Paul Dash in Conversation with David A. Bailey at 198 Contemporary
 

On 14 March 2019, ICF’s Creative Director David A Bailey was in conversation with artist Paul Dash at 198 Contemporary to discuss Dash’s solo exhibition at the gallery. Not many artists wait until their 70’s for their first solo show, which demonstrates that Dash has not has the attention that his work merits. 198 Contemporary seeks to redress this by presenting Lifeline: A Retrospective of works by Paul Dash, which opened on 1 March. Lifeline was the first major solo exhibition by Dash and for the first time, brought together works from throughout his career, spanning the 1960’s to present day. The collection of works presented include figurative and semi-abstract large-scale paintings, and a selection of ink drawings focusing on several themes drawing on his Caribbean heritage such as carnival. Dash’s more recent work confronts the reality of the current refugee crisis in a series of sensitive pieces in ink, water colour and collage.

A member of the Windrush Generation, Dash migrated from Barbados to Oxfordshire in 1957 at the age of 11. After completing his foundation course at Oxford Polytechnic, he moved to London to study painting at Chelsea School of Art. However, he explains, his figurative approach caused some concern: “Staff a Chelsea didn’t take kindly to my love of more traditional figurative art-making practices… in the second year whilst painting a complex carnival piece, a member of staff stood behind me and pointedly said ‘figurative art is dead, it went out with Cezanne.’ When he left the room, I turned the picture upside down and painting an abstract over it. That was the beginning of my period in the wilderness as a creative being.”

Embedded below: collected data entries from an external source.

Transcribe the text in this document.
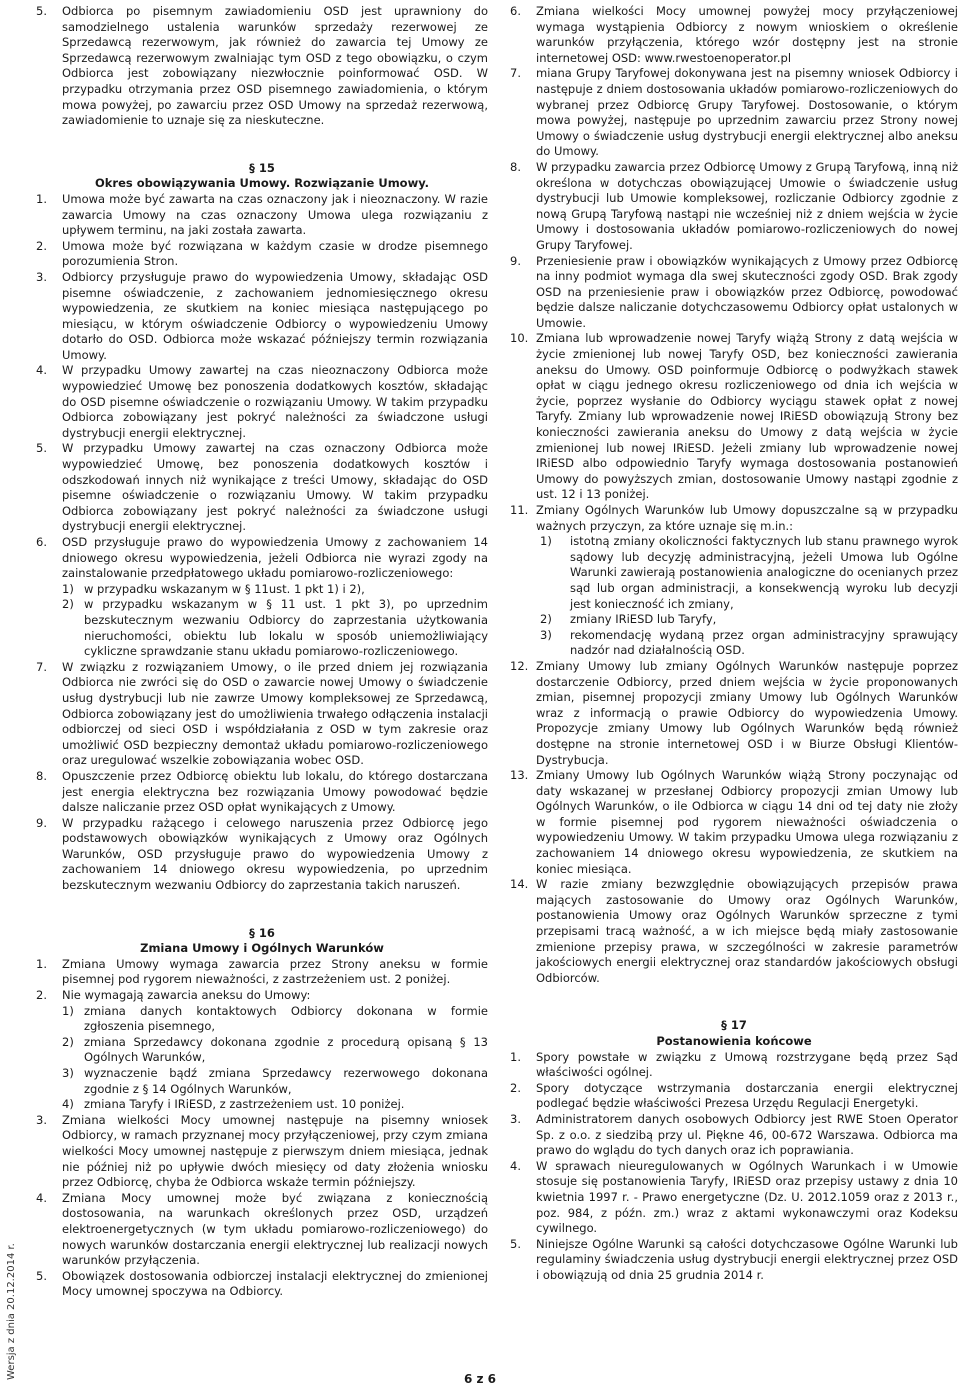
Wersja z dnia 20.12.2014 r.
5. Odbiorca po pisemnym zawiadomieniu OSD jest uprawniony do samodzielnego ustalenia warunków sprzedaży rezerwowej ze Sprzedawcą rezerwowym, jak również do zawarcia tej Umowy ze Sprzedawcą rezerwowym zwalniając tym OSD z tego obowiązku, o czym Odbiorca jest zobowiązany niezwłocznie poinformować OSD. W przypadku otrzymania przez OSD pisemnego zawiadomienia, o którym mowa powyżej, po zawarciu przez OSD Umowy na sprzedaż rezerwową, zawiadomienie to uznaje się za nieskuteczne.
§ 15
Okres obowiązywania Umowy. Rozwiązanie Umowy.
1. Umowa może być zawarta na czas oznaczony jak i nieoznaczony. W razie zawarcia Umowy na czas oznaczony Umowa ulega rozwiązaniu z upływem terminu, na jaki została zawarta.
2. Umowa może być rozwiązana w każdym czasie w drodze pisemnego porozumienia Stron.
3. Odbiorcy przysługuje prawo do wypowiedzenia Umowy, składając OSD pisemne oświadczenie, z zachowaniem jednomiesięcznego okresu wypowiedzenia, ze skutkiem na koniec miesiąca następującego po miesiącu, w którym oświadczenie Odbiorcy o wypowiedzeniu Umowy dotarło do OSD. Odbiorca może wskazać późniejszy termin rozwiązania Umowy.
4. W przypadku Umowy zawartej na czas nieoznaczony Odbiorca może wypowiedzieć Umowę bez ponoszenia dodatkowych kosztów, składając do OSD pisemne oświadczenie o rozwiązaniu Umowy. W takim przypadku Odbiorca zobowiązany jest pokryć należności za świadczone usługi dystrybucji energii elektrycznej.
5. W przypadku Umowy zawartej na czas oznaczony Odbiorca może wypowiedzieć Umowę, bez ponoszenia dodatkowych kosztów i odszkodowań innych niż wynikające z treści Umowy, składając do OSD pisemne oświadczenie o rozwiązaniu Umowy. W takim przypadku Odbiorca zobowiązany jest pokryć należności za świadczone usługi dystrybucji energii elektrycznej.
6. OSD przysługuje prawo do wypowiedzenia Umowy z zachowaniem 14 dniowego okresu wypowiedzenia, jeżeli Odbiorca nie wyrazi zgody na zainstalowanie przedpłatowego układu pomiarowo-rozliczeniowego:
1) w przypadku wskazanym w § 11ust. 1 pkt 1) i 2),
2) w przypadku wskazanym w § 11 ust. 1 pkt 3), po uprzednim bezskutecznym wezwaniu Odbiorcy do zaprzestania użytkowania nieruchomości, obiektu lub lokalu w sposób uniemożliwiający cykliczne sprawdzanie stanu układu pomiarowo-rozliczeniowego.
7. W związku z rozwiązaniem Umowy, o ile przed dniem jej rozwiązania Odbiorca nie zwróci się do OSD o zawarcie nowej Umowy o świadczenie usług dystrybucji lub nie zawrze Umowy kompleksowej ze Sprzedawcą, Odbiorca zobowiązany jest do umożliwienia trwałego odłączenia instalacji odbiorczej od sieci OSD i współdziałania z OSD w tym zakresie oraz umożliwić OSD bezpieczny demontaż układu pomiarowo-rozliczeniowego oraz uregulować wszelkie zobowiązania wobec OSD.
8. Opuszczenie przez Odbiorcę obiektu lub lokalu, do którego dostarczana jest energia elektryczna bez rozwiązania Umowy powodować będzie dalsze naliczanie przez OSD opłat wynikających z Umowy.
9. W przypadku rażącego i celowego naruszenia przez Odbiorcę jego podstawowych obowiązków wynikających z Umowy oraz Ogólnych Warunków, OSD przysługuje prawo do wypowiedzenia Umowy z zachowaniem 14 dniowego okresu wypowiedzenia, po uprzednim bezskutecznym wezwaniu Odbiorcy do zaprzestania takich naruszeń.
§ 16
Zmiana Umowy i Ogólnych Warunków
1. Zmiana Umowy wymaga zawarcia przez Strony aneksu w formie pisemnej pod rygorem nieważności, z zastrzeżeniem ust. 2 poniżej.
2. Nie wymagają zawarcia aneksu do Umowy:
1) zmiana danych kontaktowych Odbiorcy dokonana w formie zgłoszenia pisemnego,
2) zmiana Sprzedawcy dokonana zgodnie z procedurą opisaną § 13 Ogólnych Warunków,
3) wyznaczenie bądź zmiana Sprzedawcy rezerwowego dokonana zgodnie z § 14 Ogólnych Warunków,
4) zmiana Taryfy i IRiESD, z zastrzeżeniem ust. 10 poniżej.
3. Zmiana wielkości Mocy umownej następuje na pisemny wniosek Odbiorcy, w ramach przyznanej mocy przyłączeniowej, przy czym zmiana wielkości Mocy umownej następuje z pierwszym dniem miesiąca, jednak nie później niż po upływie dwóch miesięcy od daty złożenia wniosku przez Odbiorcę, chyba że Odbiorca wskaże termin późniejszy.
4. Zmiana Mocy umownej może być związana z koniecznością dostosowania, na warunkach określonych przez OSD, urządzeń elektroenergetycznych (w tym układu pomiarowo-rozliczeniowego) do nowych warunków dostarczania energii elektrycznej lub realizacji nowych warunków przyłączenia.
5. Obowiązek dostosowania odbiorczej instalacji elektrycznej do zmienionej Mocy umownej spoczywa na Odbiorcy.
6. Zmiana wielkości Mocy umownej powyżej mocy przyłączeniowej wymaga wystąpienia Odbiorcy z nowym wnioskiem o określenie warunków przyłączenia, którego wzór dostępny jest na stronie internetowej OSD: www.rwestoenoperator.pl
7. miana Grupy Taryfowej dokonywana jest na pisemny wniosek Odbiorcy i następuje z dniem dostosowania układów pomiarowo-rozliczeniowych do wybranej przez Odbiorcę Grupy Taryfowej. Dostosowanie, o którym mowa powyżej, następuje po uprzednim zawarciu przez Strony nowej Umowy o świadczenie usług dystrybucji energii elektrycznej albo aneksu do Umowy.
8. W przypadku zawarcia przez Odbiorcę Umowy z Grupą Taryfową, inną niż określona w dotychczas obowiązującej Umowie o świadczenie usług dystrybucji lub Umowie kompleksowej, rozliczanie Odbiorcy zgodnie z nową Grupą Taryfową nastąpi nie wcześniej niż z dniem wejścia w życie Umowy i dostosowania układów pomiarowo-rozliczeniowych do nowej Grupy Taryfowej.
9. Przeniesienie praw i obowiązków wynikających z Umowy przez Odbiorcę na inny podmiot wymaga dla swej skuteczności zgody OSD. Brak zgody OSD na przeniesienie praw i obowiązków przez Odbiorcę, powodować będzie dalsze naliczanie dotychczasowemu Odbiorcy opłat ustalonych w Umowie.
10. Zmiana lub wprowadzenie nowej Taryfy wiążą Strony z datą wejścia w życie zmienionej lub nowej Taryfy OSD, bez konieczności zawierania aneksu do Umowy. OSD poinformuje Odbiorcę o podwyżkach stawek opłat w ciągu jednego okresu rozliczeniowego od dnia ich wejścia w życie, poprzez wysłanie do Odbiorcy wyciągu stawek opłat z nowej Taryfy. Zmiany lub wprowadzenie nowej IRiESD obowiązują Strony bez konieczności zawierania aneksu do Umowy z datą wejścia w życie zmienionej lub nowej IRiESD. Jeżeli zmiany lub wprowadzenie nowej IRiESD albo odpowiednio Taryfy wymaga dostosowania postanowień Umowy do powyższych zmian, dostosowanie Umowy nastąpi zgodnie z ust. 12 i 13 poniżej.
11. Zmiany Ogólnych Warunków lub Umowy dopuszczalne są w przypadku ważnych przyczyn, za które uznaje się m.in.:
1) istotną zmiany okoliczności faktycznych lub stanu prawnego wyrok sądowy lub decyzję administracyjną, jeżeli Umowa lub Ogólne Warunki zawierają postanowienia analogiczne do ocenianych przez sąd lub organ administracji, a konsekwencją wyroku lub decyzji jest konieczność ich zmiany,
2) zmiany IRiESD lub Taryfy,
3) rekomendację wydaną przez organ administracyjny sprawujący nadzór nad działalnością OSD.
12. Zmiany Umowy lub zmiany Ogólnych Warunków następuje poprzez dostarczenie Odbiorcy, przed dniem wejścia w życie proponowanych zmian, pisemnej propozycji zmiany Umowy lub Ogólnych Warunków wraz z informacją o prawie Odbiorcy do wypowiedzenia Umowy. Propozycje zmiany Umowy lub Ogólnych Warunków będą również dostępne na stronie internetowej OSD i w Biurze Obsługi Klientów-Dystrybucja.
13. Zmiany Umowy lub Ogólnych Warunków wiążą Strony poczynając od daty wskazanej w przesłanej Odbiorcy propozycji zmian Umowy lub Ogólnych Warunków, o ile Odbiorca w ciągu 14 dni od tej daty nie złoży w formie pisemnej pod rygorem nieważności oświadczenia o wypowiedzeniu Umowy. W takim przypadku Umowa ulega rozwiązaniu z zachowaniem 14 dniowego okresu wypowiedzenia, ze skutkiem na koniec miesiąca.
14. W razie zmiany bezwzględnie obowiązujących przepisów prawa mających zastosowanie do Umowy oraz Ogólnych Warunków, postanowienia Umowy oraz Ogólnych Warunków sprzeczne z tymi przepisami tracą ważność, a w ich miejsce będą miały zastosowanie zmienione przepisy prawa, w szczególności w zakresie parametrów jakościowych energii elektrycznej oraz standardów jakościowych obsługi Odbiorców.
§ 17
Postanowienia końcowe
1. Spory powstałe w związku z Umową rozstrzygane będą przez Sąd właściwości ogólnej.
2. Spory dotyczące wstrzymania dostarczania energii elektrycznej podlegać będzie właściwości Prezesa Urzędu Regulacji Energetyki.
3. Administratorem danych osobowych Odbiorcy jest RWE Stoen Operator Sp. z o.o. z siedzibą przy ul. Piękne 46, 00-672 Warszawa. Odbiorca ma prawo do wglądu do tych danych oraz ich poprawiania.
4. W sprawach nieuregulowanych w Ogólnych Warunkach i w Umowie stosuje się postanowienia Taryfy, IRiESD oraz przepisy ustawy z dnia 10 kwietnia 1997 r. - Prawo energetyczne (Dz. U. 2012.1059 oraz z 2013 r., poz. 984, z późn. zm.) wraz z aktami wykonawczymi oraz Kodeksu cywilnego.
5. Niniejsze Ogólne Warunki są całości dotychczasowe Ogólne Warunki lub regulaminy świadczenia usług dystrybucji energii elektrycznej przez OSD i obowiązują od dnia 25 grudnia 2014 r.
6 z 6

Dash spent the majority of his professional career as an educator in arts and multicultural education, most notably as a lecturer and senior lecturer at Goldsmiths University for 20 years. Describing his journey as an artist, Dash says “It was some twelve years later whilst teaching at Haggerston Girls School in Hackney, that I painted the self-portrait showing in this exhibition. That was the start of a four decades’ crawl from the bleak shadows in which I subsided to a firmer connection with the lifeline that has given my life meaning. At times that line has shown signs of wear of threatened to break but it has held firm and enabled me to build a life of purpose, meaning and hope for the future through my ongoing art practice.”

When describing his work Dash identifies his painting practice as a ‘lifeline’ which brought him salvation through hardships in his experience as a person of the Windrush generation.